Cape Town – A medical humanitarian group has said that it is unable to "reach everyone who is affected" by a cholera outbreak that has left at least 33 people dead in the Democratic Republic of Congo's capital Kinshasa.
The central African country was experiencing its worst outbreak since 1994, with at least 55 000 cases and 1 190 deaths being reported in 24 out of 26 provinces last year.
In an interview with News24, the Doctors Without Borders (MSF) field co-ordinator, Pierre van Heddegem, said that his organisation was doing everything it could, to save lives and was taking pride in how it had responded to the outbreak despite facing some serious challenges.
The cholera outbreak has reached the country’s capital Kinshasa, with at least 869 cases being reported and 33 deaths having occurred since November 25.
According to van Heddegem, Kinshasa was a big city that was densely populated and as result, it was difficult to reach everyone who was suffering from Cholera.
“Since November 25, they are at least 869 people infected with the diseases in Kinshasa and about 33 people have been killed.

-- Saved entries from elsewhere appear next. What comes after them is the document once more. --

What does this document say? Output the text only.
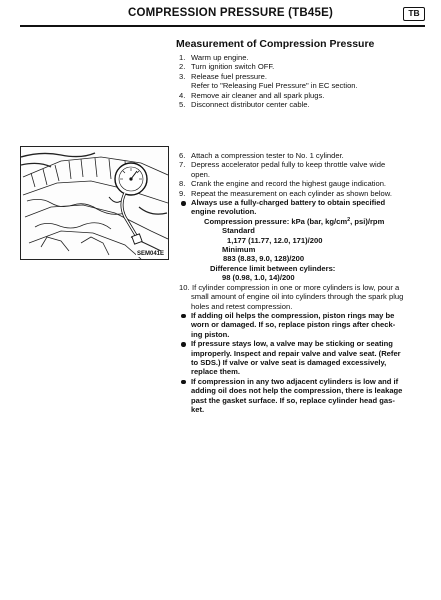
COMPRESSION PRESSURE (TB45E)	TB
Measurement of Compression Pressure
1. Warm up engine.
2. Turn ignition switch OFF.
3. Release fuel pressure.
Refer to "Releasing Fuel Pressure" in EC section.
4. Remove air cleaner and all spark plugs.
5. Disconnect distributor center cable.
SEM041E
6. Attach a compression tester to No. 1 cylinder.
7. Depress accelerator pedal fully to keep throttle valve wide
open.
8. Crank the engine and record the highest gauge indication.
9. Repeat the measurement on each cylinder as shown below.
Always use a fully-charged battery to obtain specified
engine revolution.
Compression pressure: kPa (bar, $kg/cm^2$, psi)/rpm
Standard
1,177 (11.77, 12.0, 171)/200
Minimum
883 (8.83, 9.0, 128)/200
Difference limit between cylinders:
98 (0.98, 1.0, 14)/200
10. If cylinder compression in one or more cylinders is low, pour a
small amount of engine oil into cylinders through the spark plug
holes and retest compression.
If adding oil helps the compression, piston rings may be
worn or damaged. If so, replace piston rings after check-
ing piston.
If pressure stays low, a valve may be sticking or seating
improperly. Inspect and repair valve and valve seat. (Refer
to SDS.) If valve or valve seat is damaged excessively,
replace them.
If compression in any two adjacent cylinders is low and if
adding oil does not help the compression, there is leakage
past the gasket surface. If so, replace cylinder head gas-
ket.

The organisation [MSF] is taking pride in how it has responded to the crisis. But, Kinshasa is a big city and we cannot reach everyone that is affected," said van Heddegem.
In a statement, the aid group said that it was in the forefront of humanitarian response as it had treated at least half (about 25 300) of those who were affected by the cholera outbreak in the central African country.
Some of the provinces that the group has offered aid included the conflict riddled Kivu region that has seen an influx of migrants going into Zambia.
"We are doing our best in teaching the locals about hygiene and helping those who are affected by this disease, but unfortunately we cannot reach everyone. We are providing help to those who are most vulnerable and the health department has been helping us," said van Heddegem.
MSF said in areas where access to drinking water and sanitation was poor, cholera was a highly contagious disease.
The illness caused severe diarrhoea and vomiting, leading to patients becoming rapidly dehydrated.
Van Heddegem said that the outbreak in the central African country was "very serious" but it was still manageable.
Kinshasa had a population of 12 million people and it remained the nerve centre of the country’s trade and home to one in every six Congolese.
The city was vulnerable to cholera because of a lack of drinking water, a lack of sanitation, and a lack of health infrastructure that is properly adapted to provide treatment in cholera-affected areas.
"In order to deal with the Cholera outbreak we would need to educate people, and we would also need more resources,"he said.